The Baroque period and the treatment of dissonances explained.
For piano tutors, it is pretty tricky to explain and teach a Fugue of J.S. Bach or two-voice invention without going through a bit of the theory first. They are pieces in which not the piano technique is the most challenging factor, but how they are constructed instead.
To compose a Fugue, you need lots of rules, but at least to have a minimum grasp of how the dissonances were treated and all the new devices created in this period. In addition, it helps the understanding of the pieces for the piano students facing this challenge.
First and foremost, there were new dissonances that any student who studied the five species of Counterpoint is familiarised with: the appoggiatura, the escape tone, the anticipation and the freer treatment of the suspension, the passing notes and the neighbouring tones.
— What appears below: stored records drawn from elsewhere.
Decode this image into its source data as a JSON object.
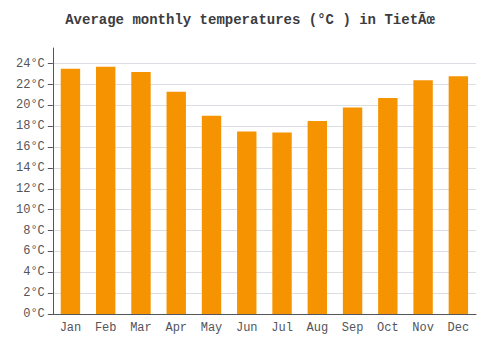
{
  "chart_data": {
    "type": "bar",
    "title": "Average monthly temperatures (°C ) in TietÃœ",
    "categories": [
      "Jan",
      "Feb",
      "Mar",
      "Apr",
      "May",
      "Jun",
      "Jul",
      "Aug",
      "Sep",
      "Oct",
      "Nov",
      "Dec"
    ],
    "values": [
      23.5,
      23.7,
      23.2,
      21.3,
      19.0,
      17.5,
      17.4,
      18.5,
      19.8,
      20.7,
      22.4,
      22.8
    ],
    "color": "#F59400",
    "ylim": [
      0,
      25.5
    ],
    "yticks": [
      {
        "value": 0,
        "label": "0°C"
      },
      {
        "value": 2,
        "label": "2°C"
      },
      {
        "value": 4,
        "label": "4°C"
      },
      {
        "value": 6,
        "label": "6°C"
      },
      {
        "value": 8,
        "label": "8°C"
      },
      {
        "value": 10,
        "label": "10°C"
      },
      {
        "value": 12,
        "label": "12°C"
      },
      {
        "value": 14,
        "label": "14°C"
      },
      {
        "value": 16,
        "label": "16°C"
      },
      {
        "value": 18,
        "label": "18°C"
      },
      {
        "value": 20,
        "label": "20°C"
      },
      {
        "value": 22,
        "label": "22°C"
      },
      {
        "value": 24,
        "label": "24°C"
      }
    ],
    "grid": true
  }
}
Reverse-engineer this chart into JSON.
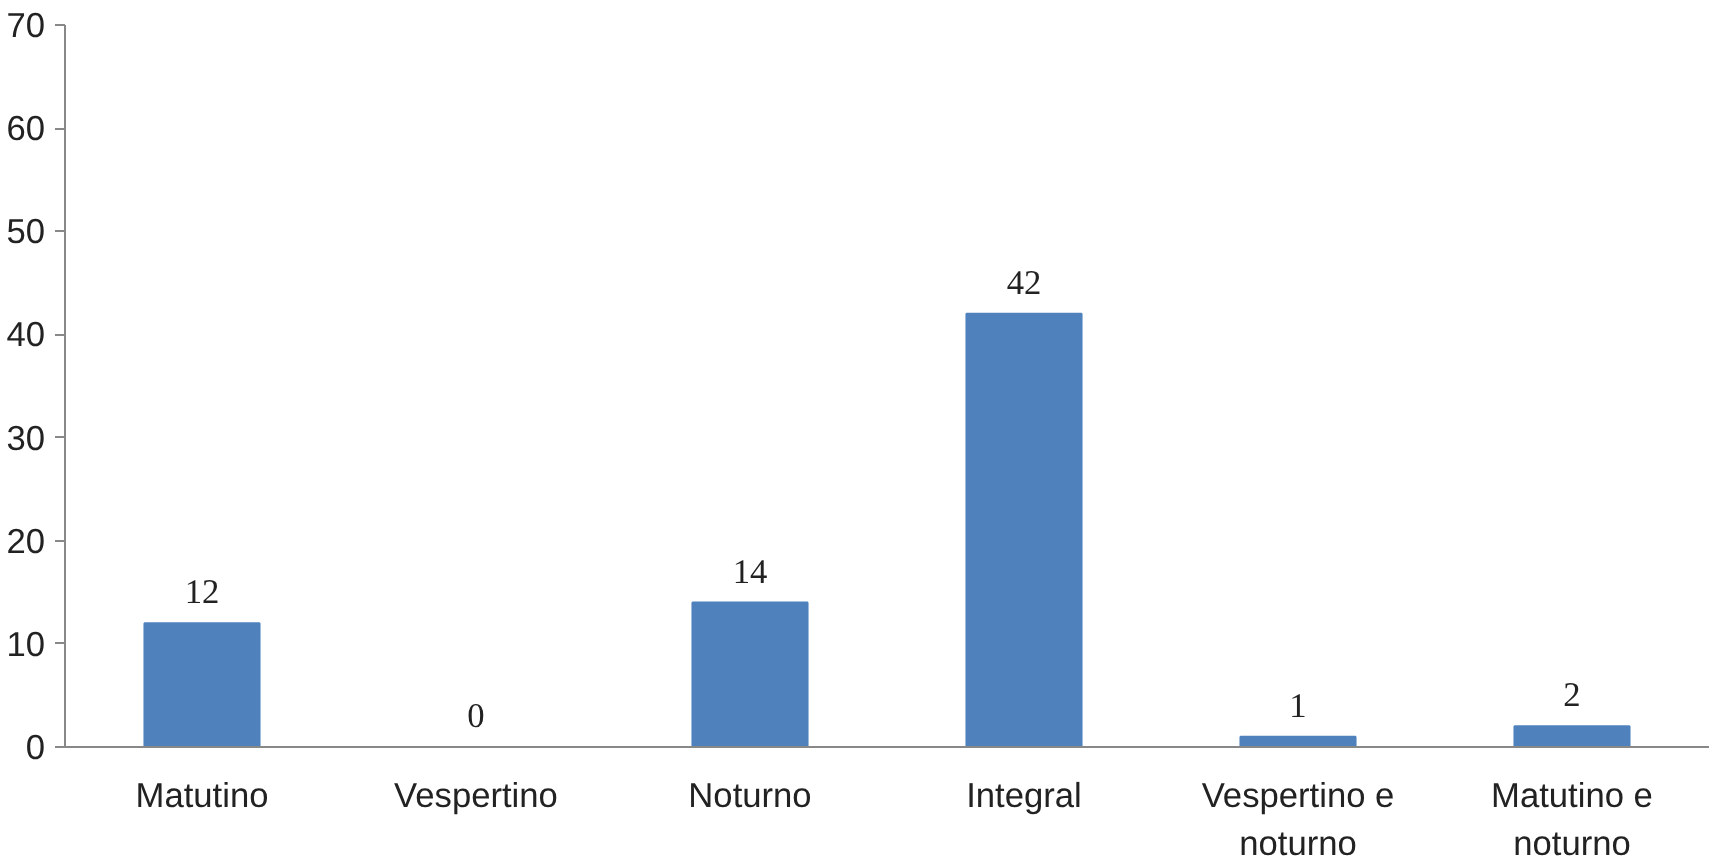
{
  "chart_data": {
    "type": "bar",
    "categories": [
      "Matutino",
      "Vespertino",
      "Noturno",
      "Integral",
      "Vespertino e noturno",
      "Matutino e noturno"
    ],
    "values": [
      12,
      0,
      14,
      42,
      1,
      2
    ],
    "color": "#4f81bd",
    "ylim": [
      0,
      70
    ],
    "yticks": [
      0,
      10,
      20,
      30,
      40,
      50,
      60,
      70
    ],
    "grid": false,
    "data_labels": true
  }
}
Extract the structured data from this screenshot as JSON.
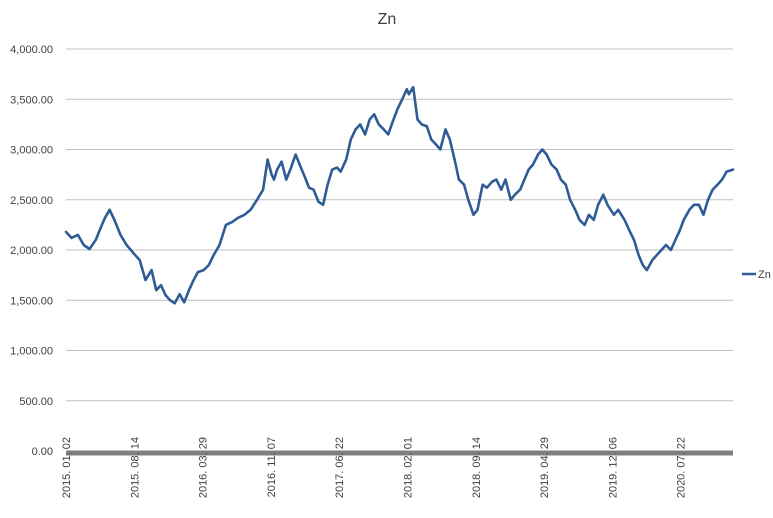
{
  "chart_data": {
    "type": "line",
    "title": "Zn",
    "xlabel": "",
    "ylabel": "",
    "ylim": [
      0,
      4000
    ],
    "y_ticks": [
      "0.00",
      "500.00",
      "1,000.00",
      "1,500.00",
      "2,000.00",
      "2,500.00",
      "3,000.00",
      "3,500.00",
      "4,000.00"
    ],
    "x_ticks": [
      "2015. 01. 02",
      "2015. 08. 14",
      "2016. 03. 29",
      "2016. 11. 07",
      "2017. 06. 22",
      "2018. 02. 01",
      "2018. 09. 14",
      "2019. 04. 29",
      "2019. 12. 06",
      "2020. 07. 22"
    ],
    "grid": "horizontal",
    "legend_position": "right",
    "colors": {
      "series": "#2f5c97",
      "grid": "#bfbfbf",
      "axis": "#7f7f7f"
    },
    "series": [
      {
        "name": "Zn",
        "x": [
          "2015-01-02",
          "2015-01-20",
          "2015-02-10",
          "2015-03-01",
          "2015-03-20",
          "2015-04-10",
          "2015-04-30",
          "2015-05-10",
          "2015-05-25",
          "2015-06-10",
          "2015-06-30",
          "2015-07-20",
          "2015-08-14",
          "2015-09-01",
          "2015-09-20",
          "2015-10-10",
          "2015-10-25",
          "2015-11-10",
          "2015-11-25",
          "2015-12-10",
          "2015-12-25",
          "2016-01-10",
          "2016-01-25",
          "2016-02-10",
          "2016-02-25",
          "2016-03-10",
          "2016-03-29",
          "2016-04-15",
          "2016-05-01",
          "2016-05-20",
          "2016-06-10",
          "2016-07-01",
          "2016-07-20",
          "2016-08-10",
          "2016-08-30",
          "2016-09-20",
          "2016-10-10",
          "2016-10-25",
          "2016-11-07",
          "2016-11-15",
          "2016-11-25",
          "2016-12-10",
          "2016-12-25",
          "2017-01-10",
          "2017-01-25",
          "2017-02-10",
          "2017-02-25",
          "2017-03-10",
          "2017-03-25",
          "2017-04-10",
          "2017-04-25",
          "2017-05-10",
          "2017-05-25",
          "2017-06-10",
          "2017-06-22",
          "2017-07-10",
          "2017-07-25",
          "2017-08-10",
          "2017-08-25",
          "2017-09-10",
          "2017-09-25",
          "2017-10-10",
          "2017-10-25",
          "2017-11-10",
          "2017-11-25",
          "2017-12-10",
          "2017-12-25",
          "2018-01-10",
          "2018-01-25",
          "2018-02-01",
          "2018-02-15",
          "2018-03-01",
          "2018-03-15",
          "2018-04-01",
          "2018-04-15",
          "2018-05-01",
          "2018-05-15",
          "2018-06-01",
          "2018-06-15",
          "2018-07-01",
          "2018-07-15",
          "2018-08-01",
          "2018-08-15",
          "2018-09-01",
          "2018-09-14",
          "2018-10-01",
          "2018-10-15",
          "2018-11-01",
          "2018-11-15",
          "2018-12-01",
          "2018-12-15",
          "2019-01-01",
          "2019-01-15",
          "2019-02-01",
          "2019-02-15",
          "2019-03-01",
          "2019-03-15",
          "2019-04-01",
          "2019-04-15",
          "2019-04-29",
          "2019-05-15",
          "2019-06-01",
          "2019-06-15",
          "2019-07-01",
          "2019-07-15",
          "2019-08-01",
          "2019-08-15",
          "2019-09-01",
          "2019-09-15",
          "2019-10-01",
          "2019-10-15",
          "2019-11-01",
          "2019-11-15",
          "2019-12-06",
          "2019-12-20",
          "2020-01-10",
          "2020-01-25",
          "2020-02-10",
          "2020-02-25",
          "2020-03-10",
          "2020-03-23",
          "2020-04-10",
          "2020-04-25",
          "2020-05-10",
          "2020-05-25",
          "2020-06-10",
          "2020-06-25",
          "2020-07-10",
          "2020-07-22",
          "2020-08-10",
          "2020-08-25",
          "2020-09-10",
          "2020-09-25",
          "2020-10-10",
          "2020-10-25",
          "2020-11-10",
          "2020-11-25",
          "2020-12-10",
          "2020-12-31"
        ],
        "values": [
          2180,
          2120,
          2150,
          2050,
          2010,
          2100,
          2250,
          2320,
          2400,
          2300,
          2150,
          2050,
          1960,
          1900,
          1700,
          1800,
          1600,
          1650,
          1550,
          1500,
          1470,
          1560,
          1480,
          1600,
          1700,
          1780,
          1800,
          1850,
          1950,
          2050,
          2250,
          2280,
          2320,
          2350,
          2400,
          2500,
          2600,
          2900,
          2750,
          2700,
          2800,
          2880,
          2700,
          2820,
          2950,
          2830,
          2720,
          2620,
          2600,
          2480,
          2450,
          2650,
          2800,
          2820,
          2780,
          2900,
          3100,
          3200,
          3250,
          3150,
          3300,
          3350,
          3250,
          3200,
          3150,
          3280,
          3400,
          3500,
          3600,
          3550,
          3620,
          3300,
          3250,
          3230,
          3100,
          3050,
          3000,
          3200,
          3100,
          2900,
          2700,
          2650,
          2500,
          2350,
          2400,
          2650,
          2620,
          2680,
          2700,
          2600,
          2700,
          2500,
          2550,
          2600,
          2700,
          2800,
          2850,
          2950,
          3000,
          2950,
          2850,
          2800,
          2700,
          2650,
          2500,
          2400,
          2300,
          2250,
          2350,
          2300,
          2450,
          2550,
          2450,
          2350,
          2400,
          2300,
          2200,
          2100,
          1950,
          1850,
          1800,
          1900,
          1950,
          2000,
          2050,
          2000,
          2100,
          2200,
          2300,
          2400,
          2450,
          2450,
          2350,
          2500,
          2600,
          2650,
          2700,
          2780,
          2800
        ]
      }
    ]
  }
}
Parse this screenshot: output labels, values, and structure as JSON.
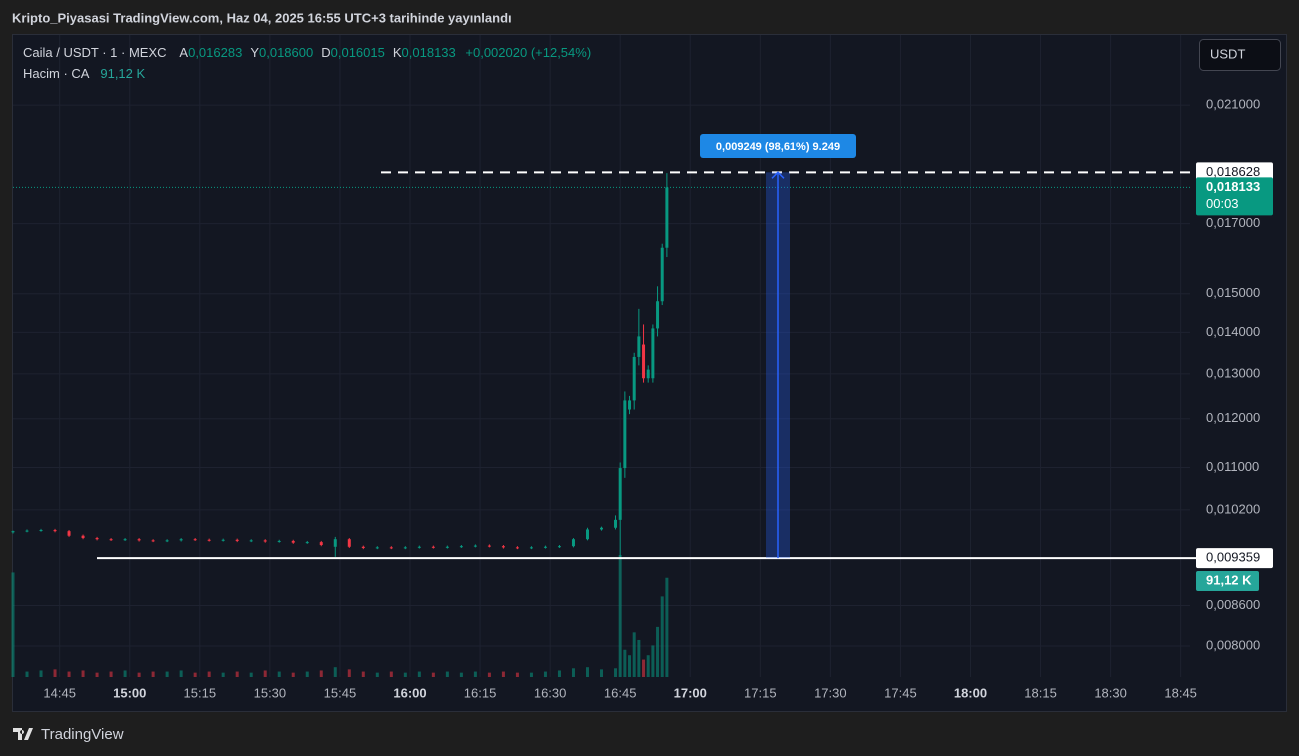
{
  "header": "Kripto_Piyasasi TradingView.com, Haz 04, 2025 16:55 UTC+3 tarihinde yayınlandı",
  "footer": "TradingView",
  "currency_button": "USDT",
  "legend": {
    "symbol": "Caila / USDT · 1 · MEXC",
    "ohlc": [
      {
        "key": "A",
        "value": "0,016283"
      },
      {
        "key": "Y",
        "value": "0,018600"
      },
      {
        "key": "D",
        "value": "0,016015"
      },
      {
        "key": "K",
        "value": "0,018133"
      }
    ],
    "change": "+0,002020 (+12,54%)",
    "volume_name": "Hacim · CA",
    "volume": "91,12 K"
  },
  "chart_data": {
    "type": "candlestick",
    "log_scale": true,
    "up_color": "#089981",
    "down_color": "#f23645",
    "xlim": [
      "14:35",
      "18:47"
    ],
    "ylim": [
      0.00757,
      0.0238
    ],
    "yticks": [
      {
        "value": 0.021,
        "label": "0,021000"
      },
      {
        "value": 0.017,
        "label": "0,017000"
      },
      {
        "value": 0.015,
        "label": "0,015000"
      },
      {
        "value": 0.014,
        "label": "0,014000"
      },
      {
        "value": 0.013,
        "label": "0,013000"
      },
      {
        "value": 0.012,
        "label": "0,012000"
      },
      {
        "value": 0.011,
        "label": "0,011000"
      },
      {
        "value": 0.0102,
        "label": "0,010200"
      },
      {
        "value": 0.0086,
        "label": "0,008600"
      },
      {
        "value": 0.008,
        "label": "0,008000"
      }
    ],
    "xticks": [
      "14:45",
      "15:00",
      "15:15",
      "15:30",
      "15:45",
      "16:00",
      "16:15",
      "16:30",
      "16:45",
      "17:00",
      "17:15",
      "17:30",
      "17:45",
      "18:00",
      "18:15",
      "18:30",
      "18:45"
    ],
    "x": [
      "14:35",
      "14:38",
      "14:41",
      "14:44",
      "14:47",
      "14:50",
      "14:53",
      "14:56",
      "14:59",
      "15:02",
      "15:05",
      "15:08",
      "15:11",
      "15:14",
      "15:17",
      "15:20",
      "15:23",
      "15:26",
      "15:29",
      "15:32",
      "15:35",
      "15:38",
      "15:41",
      "15:44",
      "15:47",
      "15:50",
      "15:53",
      "15:56",
      "15:59",
      "16:02",
      "16:05",
      "16:08",
      "16:11",
      "16:14",
      "16:17",
      "16:20",
      "16:23",
      "16:26",
      "16:29",
      "16:32",
      "16:35",
      "16:38",
      "16:41",
      "16:44",
      "16:45",
      "16:46",
      "16:47",
      "16:48",
      "16:49",
      "16:50",
      "16:51",
      "16:52",
      "16:53",
      "16:54",
      "16:55"
    ],
    "open": [
      0.0098,
      0.00982,
      0.00983,
      0.00984,
      0.00982,
      0.00974,
      0.0097,
      0.00968,
      0.00967,
      0.00968,
      0.00966,
      0.00965,
      0.00966,
      0.00968,
      0.00967,
      0.00966,
      0.00967,
      0.00965,
      0.00966,
      0.00964,
      0.00965,
      0.00962,
      0.00963,
      0.00955,
      0.00968,
      0.00955,
      0.00953,
      0.00954,
      0.00953,
      0.00954,
      0.00955,
      0.00954,
      0.00955,
      0.00956,
      0.00957,
      0.00956,
      0.00954,
      0.00953,
      0.00954,
      0.00955,
      0.00956,
      0.00968,
      0.00985,
      0.00988,
      0.01002,
      0.01099,
      0.0122,
      0.0124,
      0.0134,
      0.0137,
      0.0129,
      0.0129,
      0.0141,
      0.0148,
      0.016283
    ],
    "high": [
      0.00983,
      0.00985,
      0.00986,
      0.00986,
      0.00984,
      0.00976,
      0.00972,
      0.0097,
      0.0097,
      0.0097,
      0.00968,
      0.00968,
      0.0097,
      0.0097,
      0.00969,
      0.00969,
      0.00969,
      0.00968,
      0.00968,
      0.00967,
      0.00967,
      0.00965,
      0.00965,
      0.00972,
      0.0097,
      0.00957,
      0.00956,
      0.00956,
      0.00956,
      0.00957,
      0.00957,
      0.00957,
      0.00958,
      0.00959,
      0.00959,
      0.00958,
      0.00956,
      0.00956,
      0.00957,
      0.00958,
      0.0097,
      0.00988,
      0.0099,
      0.0101,
      0.0111,
      0.0126,
      0.0125,
      0.0135,
      0.0146,
      0.0142,
      0.0132,
      0.0142,
      0.0152,
      0.0164,
      0.0186
    ],
    "low": [
      0.00978,
      0.0098,
      0.00981,
      0.0098,
      0.00972,
      0.00968,
      0.00966,
      0.00965,
      0.00965,
      0.00964,
      0.00963,
      0.00963,
      0.00964,
      0.00965,
      0.00964,
      0.00964,
      0.00963,
      0.00963,
      0.00962,
      0.00962,
      0.0096,
      0.0096,
      0.00956,
      0.00938,
      0.00953,
      0.00951,
      0.00951,
      0.00951,
      0.00951,
      0.00952,
      0.00952,
      0.00952,
      0.00953,
      0.00954,
      0.00954,
      0.00952,
      0.00951,
      0.00951,
      0.00952,
      0.00953,
      0.00954,
      0.00966,
      0.00983,
      0.00985,
      0.00935,
      0.0108,
      0.0121,
      0.0122,
      0.0132,
      0.0128,
      0.0128,
      0.0128,
      0.0139,
      0.0147,
      0.016015
    ],
    "close": [
      0.00982,
      0.00983,
      0.00984,
      0.00982,
      0.00974,
      0.0097,
      0.00968,
      0.00967,
      0.00968,
      0.00966,
      0.00965,
      0.00966,
      0.00968,
      0.00967,
      0.00966,
      0.00967,
      0.00965,
      0.00966,
      0.00964,
      0.00965,
      0.00962,
      0.00963,
      0.00958,
      0.00968,
      0.00955,
      0.00953,
      0.00954,
      0.00953,
      0.00954,
      0.00955,
      0.00954,
      0.00955,
      0.00956,
      0.00957,
      0.00956,
      0.00954,
      0.00953,
      0.00954,
      0.00955,
      0.00956,
      0.00968,
      0.00985,
      0.00988,
      0.01002,
      0.01099,
      0.0124,
      0.0124,
      0.0134,
      0.0139,
      0.0129,
      0.0131,
      0.0141,
      0.0148,
      0.016283,
      0.018133
    ],
    "volume": [
      96000,
      5000,
      6000,
      7000,
      5000,
      6000,
      4000,
      5000,
      6000,
      4000,
      5000,
      5000,
      6000,
      4000,
      5000,
      4000,
      5000,
      4000,
      6000,
      5000,
      4000,
      5000,
      6000,
      9000,
      7000,
      5000,
      4000,
      5000,
      4000,
      5000,
      4000,
      5000,
      4000,
      5000,
      4000,
      5000,
      4000,
      4000,
      5000,
      6000,
      8000,
      9000,
      7000,
      8000,
      112000,
      25000,
      20000,
      41000,
      34000,
      16000,
      20000,
      29000,
      46000,
      74000,
      91120
    ],
    "lines": [
      {
        "value": 0.018628,
        "label": "0,018628",
        "style": "dashed"
      },
      {
        "value": 0.009359,
        "label": "0,009359",
        "style": "solid"
      }
    ],
    "last_price": {
      "value": 0.018133,
      "label": "0,018133",
      "countdown": "00:03"
    },
    "measure_label": "0,009249 (98,61%) 9.249"
  }
}
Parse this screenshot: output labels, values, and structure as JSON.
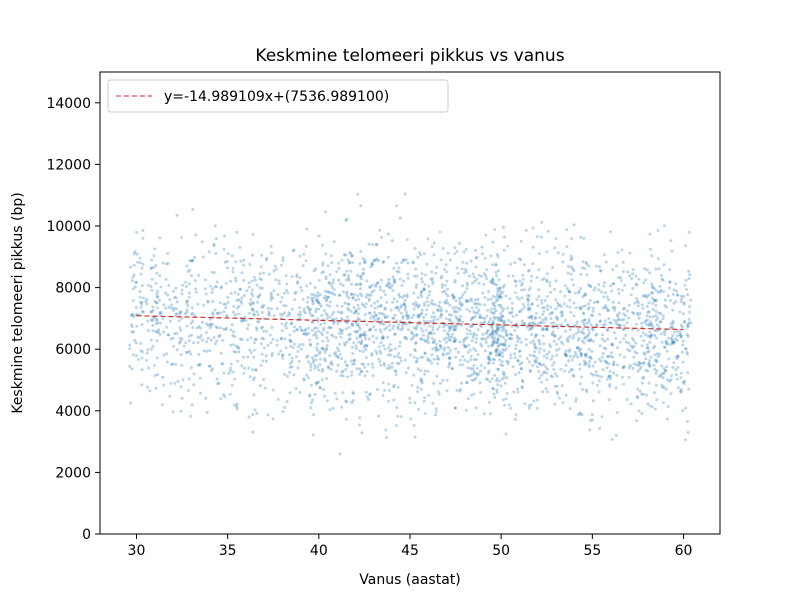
{
  "chart_data": {
    "type": "scatter",
    "title": "Keskmine telomeeri pikkus vs vanus",
    "xlabel": "Vanus (aastat)",
    "ylabel": "Keskmine telomeeri pikkus (bp)",
    "xlim": [
      28,
      62
    ],
    "ylim": [
      0,
      15000
    ],
    "x_ticks": [
      30,
      35,
      40,
      45,
      50,
      55,
      60
    ],
    "y_ticks": [
      0,
      2000,
      4000,
      6000,
      8000,
      10000,
      12000,
      14000
    ],
    "x_tick_labels": [
      "30",
      "35",
      "40",
      "45",
      "50",
      "55",
      "60"
    ],
    "y_tick_labels": [
      "0",
      "2000",
      "4000",
      "6000",
      "8000",
      "10000",
      "12000",
      "14000"
    ],
    "grid": false,
    "legend_position": "top-left",
    "series": [
      {
        "kind": "points",
        "color": "#1f77b4",
        "x_range": [
          29.5,
          60.5
        ],
        "y_center": 6800,
        "y_spread": 1900
      },
      {
        "name": "y=-14.989109x+(7536.989100)",
        "kind": "line",
        "style": "dashed",
        "color": "#d62728",
        "slope": -14.989109,
        "intercept": 7536.9891,
        "x": [
          30,
          60
        ],
        "y": [
          7087.32,
          6637.64
        ]
      }
    ]
  }
}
Let us start with the appoggiatura: a note that is approached by skip or leaps upwards into a strong metric position and resolves downward by step. It is a very expressive device in pieces.
The anticipation does what the names say: anticipates the next bar or beat; this device was so commonly used after the suspensions (comes from the 5th species) that it became formulaic to be used in cadences.
Then we have the escape tone, in which the note is approached by step on the weakest part of the beat and resolves by the opposite direction in which it was taken by skip or leap into a consonance.
Lastly, the freer treatment of previous dissonances is because during the Baroque time they were started to be used on strong metric positions instead of weak ones (this also related to the second, third and fifth species of Counterpoint).